Nesta fase, a agressividade se torna “irracional e insustentável”, como você bem colocou. Ela é um resquício evolutivo, um “hardware” arcaico rodando em um “software” moderno e complexo. Usamos instintos da savana para navegar em megacidades globais, e o resultado é a neurose, a ansiedade e a violência que explode quando os frágeis mecanismos de controle da civilização falham (guerras, crimes, colapsos sociais).
3. Futuro (Absolutamente Civilizado e Evoluído): A Conjectura da Transcendência ou da Perversão
Aqui, entramos no campo da conjectura, como solicitado. O que acontecerá quando a humanidade se distanciar ainda mais de sua condição pretérita?
- Estímulo: Afirmação Ontológica e Busca por Significado. Em um futuro hipotético de abundância material e segurança física garantidas (pela tecnologia, automação, etc.), a sobrevivência não será mais um problema. O que estimulará a agressividade?

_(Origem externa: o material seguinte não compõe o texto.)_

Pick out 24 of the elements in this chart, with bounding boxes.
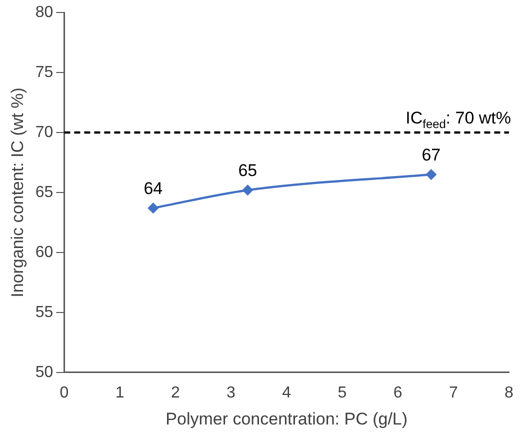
x-tick-label: 8: [504, 384, 514, 402]
x-tick-label: 4: [282, 384, 292, 402]
y-tick-label: 50: [35, 364, 54, 381]
point: [242, 185, 253, 196]
x-axis-title: Polymer concentration: PC (g/L): [166, 409, 408, 428]
x-tick-label: 0: [60, 384, 69, 402]
y-tick-label: 60: [35, 244, 54, 261]
y-tick-label: 70: [35, 124, 54, 141]
x-tick-label: 7: [448, 384, 458, 402]
y-tick-label: 55: [35, 304, 54, 321]
point: [148, 202, 158, 214]
point: [426, 169, 436, 180]
data-label: 65: [238, 161, 258, 180]
x-tick-label: 1: [115, 384, 124, 402]
y-tick-label: 75: [35, 64, 54, 81]
x-tick-label: 6: [393, 384, 402, 402]
y-tick-label: 65: [35, 184, 54, 201]
x-tick-label: 2: [170, 384, 180, 402]
data-label: 64: [144, 179, 163, 198]
y-axis-title: Inorganic content: IC (wt %): [8, 88, 27, 298]
x-tick-label: 5: [338, 384, 347, 402]
data-label: 67: [422, 146, 441, 165]
y-tick-label: 80: [35, 4, 54, 22]
x-tick-label: 3: [226, 384, 236, 402]
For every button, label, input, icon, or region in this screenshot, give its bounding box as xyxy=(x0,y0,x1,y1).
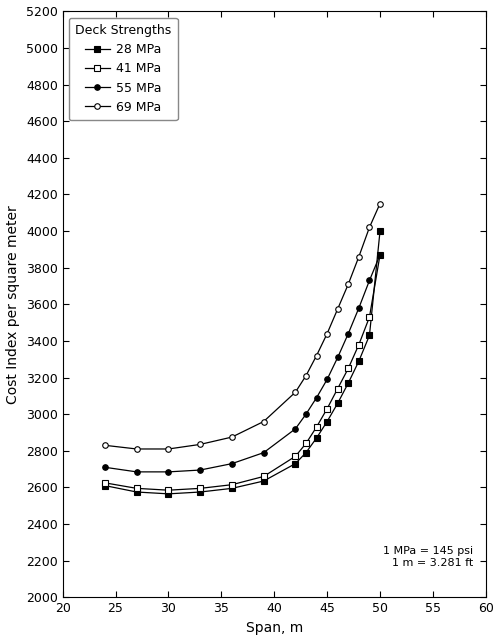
69 MPa xyxy=(303,372,309,379)
28 MPa xyxy=(134,488,140,496)
69 MPa xyxy=(366,224,372,231)
41 MPa xyxy=(292,453,298,460)
28 MPa xyxy=(292,460,298,467)
41 MPa xyxy=(324,405,330,413)
69 MPa xyxy=(334,305,340,313)
41 MPa xyxy=(197,485,203,492)
28 MPa xyxy=(314,434,320,442)
69 MPa xyxy=(134,445,140,453)
41 MPa xyxy=(166,487,172,494)
41 MPa xyxy=(356,341,362,349)
Text: 1 MPa = 145 psi
1 m = 3.281 ft: 1 MPa = 145 psi 1 m = 3.281 ft xyxy=(383,546,473,568)
69 MPa xyxy=(292,388,298,396)
55 MPa xyxy=(303,410,309,418)
41 MPa xyxy=(334,385,340,392)
55 MPa xyxy=(102,463,108,471)
55 MPa xyxy=(292,425,298,433)
69 MPa xyxy=(166,445,172,453)
55 MPa xyxy=(366,277,372,285)
69 MPa xyxy=(346,280,352,288)
28 MPa xyxy=(102,482,108,490)
41 MPa xyxy=(134,485,140,492)
28 MPa xyxy=(303,449,309,456)
55 MPa xyxy=(229,460,235,467)
69 MPa xyxy=(324,329,330,337)
28 MPa xyxy=(166,490,172,497)
41 MPa xyxy=(377,251,383,259)
Legend: 28 MPa, 41 MPa, 55 MPa, 69 MPa: 28 MPa, 41 MPa, 55 MPa, 69 MPa xyxy=(69,17,178,120)
28 MPa xyxy=(229,485,235,492)
55 MPa xyxy=(314,394,320,401)
55 MPa xyxy=(260,449,266,456)
28 MPa xyxy=(324,418,330,426)
41 MPa xyxy=(366,313,372,321)
Y-axis label: Cost Index per square meter: Cost Index per square meter xyxy=(6,205,20,404)
69 MPa xyxy=(356,253,362,260)
55 MPa xyxy=(166,468,172,476)
55 MPa xyxy=(356,304,362,312)
Line: 55 MPa: 55 MPa xyxy=(102,252,383,474)
69 MPa xyxy=(314,352,320,360)
69 MPa xyxy=(229,433,235,441)
Line: 41 MPa: 41 MPa xyxy=(102,252,383,493)
41 MPa xyxy=(260,472,266,480)
69 MPa xyxy=(377,200,383,208)
28 MPa xyxy=(197,488,203,496)
28 MPa xyxy=(346,379,352,387)
X-axis label: Span, m: Span, m xyxy=(246,620,303,635)
41 MPa xyxy=(229,481,235,488)
41 MPa xyxy=(346,365,352,372)
69 MPa xyxy=(102,442,108,449)
55 MPa xyxy=(346,329,352,337)
Line: 69 MPa: 69 MPa xyxy=(102,201,383,452)
55 MPa xyxy=(334,354,340,362)
69 MPa xyxy=(197,440,203,448)
28 MPa xyxy=(334,399,340,407)
28 MPa xyxy=(260,477,266,485)
Line: 28 MPa: 28 MPa xyxy=(102,228,383,497)
41 MPa xyxy=(314,423,320,431)
69 MPa xyxy=(260,418,266,426)
55 MPa xyxy=(377,251,383,259)
55 MPa xyxy=(134,468,140,476)
28 MPa xyxy=(356,357,362,365)
28 MPa xyxy=(366,331,372,339)
41 MPa xyxy=(303,440,309,447)
28 MPa xyxy=(377,227,383,235)
55 MPa xyxy=(324,376,330,383)
41 MPa xyxy=(102,479,108,487)
55 MPa xyxy=(197,466,203,474)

- Conjectura 1: A Transcendência da Agressividade. A humanidade, através da educação, da neurociência, da engenharia genética ou de uma evolução espiritual, finalmente compreende e domina sua raiz agressiva. A Vontade de Potência é completamente desvinculada da dominação do outro e canalizada para a exploração do universo, a criação artística e científica, a superação de limites internos. A agressividade se torna uma peça de museu, um instinto vestigial que pode ser ativado em simulações, mas que não tem mais lugar na interação real. A empatia se torna a força evolutiva dominante.
- Conjectura 2: A Perversão Tecnológica da Agressividade. A raiz existencial permanece, mas as ferramentas se tornam inimaginavelmente poderosas. A “clave” do futuro não será de pedra, mas um algoritmo, um vírus sintético, uma arma de desinformação em massa ou a capacidade de editar o genoma de um rival. A competição hostil se daria em planos virtuais, genéticos ou cognitivos. A Vontade de Potência se manifestaria na busca por se tornar um “pós-humano”, superior aos “humanos básicos”. A agressividade não desapareceria, apenas se tornaria mais sutil, mais fria e potencialmente muito mais devastadora.
- Conjectura 3: O Tédio Existencial como Gatilho. Em um mundo sem luta pela sobrevivência, o tédio e a falta de propósito podem se tornar a nova fonte de conflito. A agressividade poderia ressurgir como uma forma de “sentir algo”, de criar drama e significado em uma existência vazia. A violência se tornaria um esporte extremo, uma forma de arte perversa, uma rebelião contra uma paz e segurança sufocantes.
Conclusão
A perpetuação da concorrência hostil é a sombra inescapável da nossa própria consciência. A mesma inteligência que nos permitiu criar a civilização é a que nos dá a plena noção da nossa finitude, a capacidade de desejar o que o outro tem e a ânsia de deixar uma marca no mundo. A agressividade é a resposta mais antiga e visceral a esses dilemas existenciais.
A sua característica “irracional e insustentável” hoje deriva do descompasso entre a nossa biologia, forjada na urgência da sobrevivência, e a nossa realidade civilizada, que exige cooperação e contenção. O grande drama humano, que se estenderá para o futuro, não é erradicar a agressividade – pois isso talvez signifique erradicar parte do que nos torna humanos –, mas sim compreender sua raiz existencial e aprender a transmutar sua energia destrutiva em força criativa. O desafio é usar a mesma sagacidade que um dia empunhou a clave para, agora, desarmar a nós mesmos.